Industry in the woreda includes 10 grain mills employing 31 people, as well as 671 registered businesses of which 23% were wholesalers, 40% retailers and 36% service providers. There were 32 Farmers Associations with 14,991 members and 6 Farmers Service Cooperatives with 14,315 members. Sirkaa has 77 kilometers of dry-weather and 22 of all-weather road, for an average road density of 91.6 kilometers per 1000 square kilometers, which the Oromia state government notes has not been maintained; 34 kilometers of road between Gobeessaa and Beqqoojjii, and 15 kilometers from Gobeessaa to Tareta are in the planning stages. About 51.1% of the total population has access to drinking water.

== Demographics ==
The 2007 national census reported a total population for this woreda of 163,823, of whom 81,812 were men and 82,011 were women; 12,494 or 7.63% of its population were urban dwellers.

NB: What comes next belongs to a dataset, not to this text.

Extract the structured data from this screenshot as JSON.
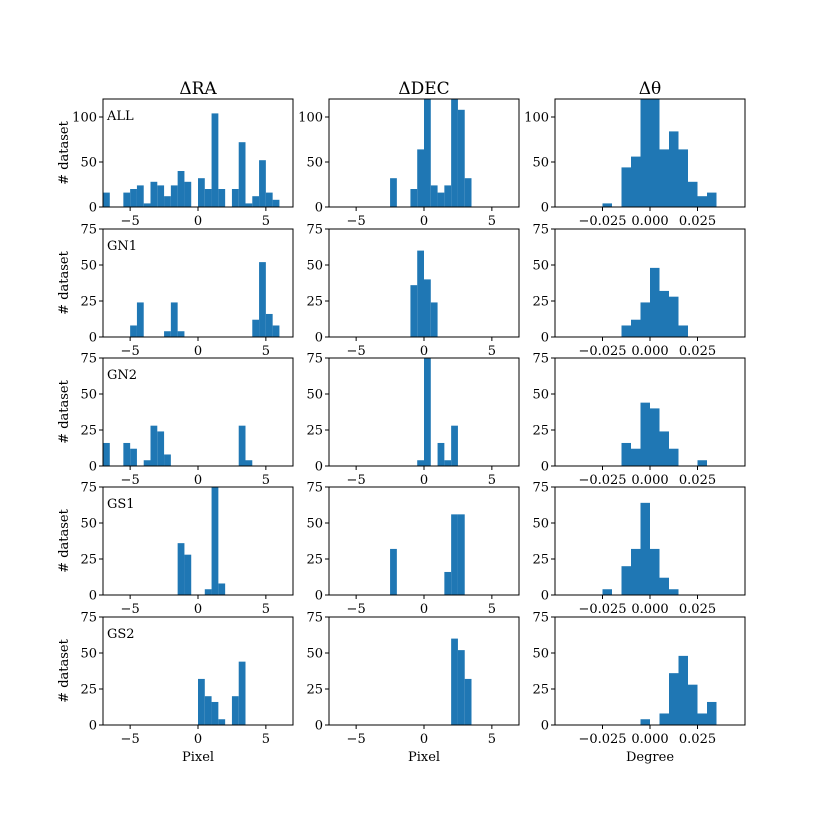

The majority of the inhabitants said they were Muslim, with 54.19% of the population reporting they observed this belief, while 45.52% of the population practised Ethiopian Orthodox Christianity.

Based on figures published by the Central Statistical Agency in 2005, this woreda has an estimated total population of 157,640, of whom 78,968 are men and 78,672 are women; 11,870 or 7.53% of its population are urban dwellers, which is less than the Zone average of 12.3%. With an estimated area of 1,080.78 square kilometers, Sherka has an estimated population density of 145.9 people per square kilometer, which is greater than the Zone average of 132.2.

The 1994 national census reported a total population for this woreda of 112,743, of whom 56,527 were men and 56,216 women; 6,642 or 5.89% of its population were urban dwellers at the time. The two largest ethnic groups reported in Sherka were Oromo (71.83%), and Amhara (26.83%); all other ethnic groups made up 1.34% of the population. Oromiffa was spoken as a first language by 65.98%, and 33.91% spoke Amharic; the remaining 0.11% spoke all other primary languages reported. The majority of the inhabitants professed Ethiopian Orthodox Christianity, with 50.53% of the population having reported they practiced that belief, while 49.22% of the population said they were Muslim.